The main manufacturers of complication watches
Calibers with complex complications are mainly developed by traditional watch manufacturers who have the required high-level of skill and experience. Complication watches serve a purpose on one hand as useful companions while, on the other hand, they are also prestige objects that fascinate with their sophisticated mechanisms. They are aimed at the high-end market where buyers are willing to spend large sums of money on a wristwatch. For this reason, watches with complications are the speciality of renowned luxury watchmakers - famous names such as Rolex, A. Lange & Söhne, Sinn, IWC and Breitling put a lot of time and effort into developing ever better calibers.
Small complications – big names
When it comes to small complications, the Rolex brand, based in Geneva, stood out from the start. Among other things, the manufacturer was an early driver of the date and weekday display - the Rolex Datejust (1945), for example, was one of the first watches to have a date window. In addition, IWC, A. Lange & Söhne and Breitling were also early developers of small complications.

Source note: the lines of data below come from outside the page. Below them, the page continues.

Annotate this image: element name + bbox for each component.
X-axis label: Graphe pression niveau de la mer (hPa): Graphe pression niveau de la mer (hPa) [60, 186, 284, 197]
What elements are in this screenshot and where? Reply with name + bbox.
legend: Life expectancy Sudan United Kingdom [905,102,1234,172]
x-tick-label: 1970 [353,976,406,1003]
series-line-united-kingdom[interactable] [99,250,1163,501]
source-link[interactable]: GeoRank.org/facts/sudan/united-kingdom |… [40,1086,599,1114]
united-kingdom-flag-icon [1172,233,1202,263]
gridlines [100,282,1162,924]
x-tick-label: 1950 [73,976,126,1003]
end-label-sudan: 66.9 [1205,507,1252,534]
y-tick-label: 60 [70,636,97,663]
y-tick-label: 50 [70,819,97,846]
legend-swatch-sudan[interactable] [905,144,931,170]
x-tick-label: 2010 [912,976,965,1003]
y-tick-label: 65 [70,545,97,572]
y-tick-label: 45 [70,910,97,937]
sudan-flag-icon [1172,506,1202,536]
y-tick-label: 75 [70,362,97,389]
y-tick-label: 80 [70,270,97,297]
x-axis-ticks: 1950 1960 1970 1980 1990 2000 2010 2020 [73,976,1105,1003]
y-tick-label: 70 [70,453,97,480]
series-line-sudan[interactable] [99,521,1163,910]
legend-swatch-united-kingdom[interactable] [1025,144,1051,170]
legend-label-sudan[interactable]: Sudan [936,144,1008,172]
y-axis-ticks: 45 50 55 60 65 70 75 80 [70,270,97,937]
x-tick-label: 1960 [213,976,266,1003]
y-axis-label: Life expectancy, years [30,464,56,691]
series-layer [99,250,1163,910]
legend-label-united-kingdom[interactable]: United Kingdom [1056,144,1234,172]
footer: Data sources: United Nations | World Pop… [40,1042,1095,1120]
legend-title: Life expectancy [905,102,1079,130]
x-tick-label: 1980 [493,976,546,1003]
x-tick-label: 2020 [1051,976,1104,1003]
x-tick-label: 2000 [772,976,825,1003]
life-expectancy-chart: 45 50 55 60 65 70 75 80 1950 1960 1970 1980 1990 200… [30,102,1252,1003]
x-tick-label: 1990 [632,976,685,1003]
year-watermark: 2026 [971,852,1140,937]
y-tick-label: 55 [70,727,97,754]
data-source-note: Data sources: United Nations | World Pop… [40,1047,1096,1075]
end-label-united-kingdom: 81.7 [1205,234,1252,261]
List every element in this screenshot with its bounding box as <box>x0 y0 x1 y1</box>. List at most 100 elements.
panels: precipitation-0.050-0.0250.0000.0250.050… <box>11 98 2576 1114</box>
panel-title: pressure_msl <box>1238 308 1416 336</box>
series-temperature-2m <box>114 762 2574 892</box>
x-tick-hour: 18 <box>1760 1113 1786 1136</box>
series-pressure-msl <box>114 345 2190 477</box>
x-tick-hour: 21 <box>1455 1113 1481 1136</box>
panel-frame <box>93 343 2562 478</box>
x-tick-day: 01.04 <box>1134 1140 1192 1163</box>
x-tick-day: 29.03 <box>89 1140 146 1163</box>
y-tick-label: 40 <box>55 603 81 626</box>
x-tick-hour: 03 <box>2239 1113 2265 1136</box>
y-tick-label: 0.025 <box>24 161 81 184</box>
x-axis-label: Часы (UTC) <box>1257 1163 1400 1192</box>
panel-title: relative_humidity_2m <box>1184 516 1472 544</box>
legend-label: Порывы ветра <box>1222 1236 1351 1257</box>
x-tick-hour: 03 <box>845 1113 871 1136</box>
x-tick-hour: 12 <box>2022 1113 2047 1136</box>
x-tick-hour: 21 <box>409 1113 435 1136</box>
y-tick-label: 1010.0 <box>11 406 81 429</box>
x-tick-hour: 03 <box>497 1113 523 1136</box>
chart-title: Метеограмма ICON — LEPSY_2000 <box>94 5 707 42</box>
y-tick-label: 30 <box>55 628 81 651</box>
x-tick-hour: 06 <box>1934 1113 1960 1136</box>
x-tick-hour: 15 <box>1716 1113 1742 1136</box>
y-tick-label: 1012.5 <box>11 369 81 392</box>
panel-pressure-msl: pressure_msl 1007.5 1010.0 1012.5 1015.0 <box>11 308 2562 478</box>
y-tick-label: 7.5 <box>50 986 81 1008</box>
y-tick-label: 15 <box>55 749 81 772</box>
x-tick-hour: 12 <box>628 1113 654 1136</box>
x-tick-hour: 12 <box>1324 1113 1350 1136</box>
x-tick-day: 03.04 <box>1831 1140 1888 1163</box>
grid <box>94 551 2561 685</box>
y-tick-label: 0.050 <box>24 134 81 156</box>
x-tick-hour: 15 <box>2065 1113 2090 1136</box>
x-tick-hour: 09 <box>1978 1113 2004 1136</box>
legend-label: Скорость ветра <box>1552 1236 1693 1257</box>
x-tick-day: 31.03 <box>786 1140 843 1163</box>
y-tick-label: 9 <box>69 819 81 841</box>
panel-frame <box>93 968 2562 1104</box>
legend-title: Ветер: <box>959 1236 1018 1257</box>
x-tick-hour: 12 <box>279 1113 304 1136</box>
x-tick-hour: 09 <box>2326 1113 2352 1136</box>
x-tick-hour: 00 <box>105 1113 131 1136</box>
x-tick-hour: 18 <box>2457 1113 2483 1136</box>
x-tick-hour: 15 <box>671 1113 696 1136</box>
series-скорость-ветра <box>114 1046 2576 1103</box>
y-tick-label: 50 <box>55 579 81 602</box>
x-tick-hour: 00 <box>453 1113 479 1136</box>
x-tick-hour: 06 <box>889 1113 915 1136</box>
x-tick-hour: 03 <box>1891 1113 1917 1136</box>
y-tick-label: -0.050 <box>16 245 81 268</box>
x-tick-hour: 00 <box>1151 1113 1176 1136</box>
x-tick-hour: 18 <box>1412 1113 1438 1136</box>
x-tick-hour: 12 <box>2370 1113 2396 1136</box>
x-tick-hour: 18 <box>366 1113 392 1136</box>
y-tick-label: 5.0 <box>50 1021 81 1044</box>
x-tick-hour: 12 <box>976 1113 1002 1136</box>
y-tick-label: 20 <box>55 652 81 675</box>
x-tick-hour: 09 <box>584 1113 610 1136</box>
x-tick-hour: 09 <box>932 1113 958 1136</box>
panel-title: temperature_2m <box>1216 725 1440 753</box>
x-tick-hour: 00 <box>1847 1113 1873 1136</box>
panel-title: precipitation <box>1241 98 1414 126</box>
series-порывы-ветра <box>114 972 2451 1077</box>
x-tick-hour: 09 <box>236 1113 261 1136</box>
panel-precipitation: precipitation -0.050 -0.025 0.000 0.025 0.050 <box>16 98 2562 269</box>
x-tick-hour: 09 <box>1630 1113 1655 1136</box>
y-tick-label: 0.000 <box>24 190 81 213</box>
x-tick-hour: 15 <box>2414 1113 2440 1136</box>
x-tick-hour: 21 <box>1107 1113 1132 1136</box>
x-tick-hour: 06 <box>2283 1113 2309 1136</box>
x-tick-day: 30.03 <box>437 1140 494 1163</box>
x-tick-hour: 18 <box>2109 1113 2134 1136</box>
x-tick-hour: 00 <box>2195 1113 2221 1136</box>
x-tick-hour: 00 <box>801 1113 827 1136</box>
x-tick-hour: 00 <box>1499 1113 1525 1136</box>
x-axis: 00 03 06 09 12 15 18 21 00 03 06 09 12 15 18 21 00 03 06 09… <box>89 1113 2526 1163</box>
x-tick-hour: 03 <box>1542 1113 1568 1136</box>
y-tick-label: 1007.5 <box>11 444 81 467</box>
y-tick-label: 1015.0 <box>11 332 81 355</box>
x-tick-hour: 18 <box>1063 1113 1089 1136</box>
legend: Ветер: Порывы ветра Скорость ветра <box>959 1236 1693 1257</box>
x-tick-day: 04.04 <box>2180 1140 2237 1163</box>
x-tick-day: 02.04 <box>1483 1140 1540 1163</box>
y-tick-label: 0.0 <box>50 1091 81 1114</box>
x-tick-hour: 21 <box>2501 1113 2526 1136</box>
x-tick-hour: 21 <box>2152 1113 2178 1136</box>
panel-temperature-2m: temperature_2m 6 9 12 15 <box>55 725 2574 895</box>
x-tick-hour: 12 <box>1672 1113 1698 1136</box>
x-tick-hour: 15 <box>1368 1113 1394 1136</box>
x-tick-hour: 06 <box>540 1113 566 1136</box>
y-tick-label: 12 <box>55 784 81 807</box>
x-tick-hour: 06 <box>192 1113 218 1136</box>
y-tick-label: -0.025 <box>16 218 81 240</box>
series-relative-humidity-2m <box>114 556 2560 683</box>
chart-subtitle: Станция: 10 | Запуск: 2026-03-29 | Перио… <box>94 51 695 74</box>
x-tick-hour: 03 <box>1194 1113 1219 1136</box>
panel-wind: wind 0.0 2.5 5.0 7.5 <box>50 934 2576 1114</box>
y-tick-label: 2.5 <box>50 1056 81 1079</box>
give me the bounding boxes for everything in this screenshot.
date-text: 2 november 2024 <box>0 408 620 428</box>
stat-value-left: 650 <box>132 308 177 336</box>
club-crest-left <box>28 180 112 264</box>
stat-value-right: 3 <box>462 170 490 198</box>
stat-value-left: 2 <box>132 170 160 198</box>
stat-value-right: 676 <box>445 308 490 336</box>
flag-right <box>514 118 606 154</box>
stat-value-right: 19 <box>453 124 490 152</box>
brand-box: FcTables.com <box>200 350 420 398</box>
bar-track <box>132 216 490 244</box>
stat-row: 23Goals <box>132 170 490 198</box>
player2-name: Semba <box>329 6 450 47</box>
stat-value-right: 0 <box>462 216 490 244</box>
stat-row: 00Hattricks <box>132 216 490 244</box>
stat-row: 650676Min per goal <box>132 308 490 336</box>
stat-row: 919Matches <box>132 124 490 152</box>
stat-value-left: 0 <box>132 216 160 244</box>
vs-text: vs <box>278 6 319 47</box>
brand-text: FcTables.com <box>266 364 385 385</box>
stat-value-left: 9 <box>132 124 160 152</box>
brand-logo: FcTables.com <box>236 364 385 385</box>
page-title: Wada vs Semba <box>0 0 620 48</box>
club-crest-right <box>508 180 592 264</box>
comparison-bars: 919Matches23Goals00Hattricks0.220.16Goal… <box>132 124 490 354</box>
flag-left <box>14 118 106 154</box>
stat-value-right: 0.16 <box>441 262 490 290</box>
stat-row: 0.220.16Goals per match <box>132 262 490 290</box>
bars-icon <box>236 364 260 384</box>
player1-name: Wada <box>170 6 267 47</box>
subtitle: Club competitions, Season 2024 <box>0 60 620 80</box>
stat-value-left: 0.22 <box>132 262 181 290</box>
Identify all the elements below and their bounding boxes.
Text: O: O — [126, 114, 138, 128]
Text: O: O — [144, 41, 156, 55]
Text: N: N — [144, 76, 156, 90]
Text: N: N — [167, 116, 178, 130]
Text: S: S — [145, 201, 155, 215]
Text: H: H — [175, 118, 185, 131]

Masters of the big complications
Among the manufacturers of watches with large complications, Patek Philippe and Breguet stand out. Breguet created a sensation with its Breguet No. 1827 160, better known as the 'Marie Antoinette'. The watch was named for the famous French queen and featured an incredible 23 complications. It took over 30 years to develop. Patek Philippe continuously works on new and elaborate complication watches. The legendary 5074, for example, is made up of 467 individual parts and features every conceivable complication from the perpetual calendar to the moon phase display.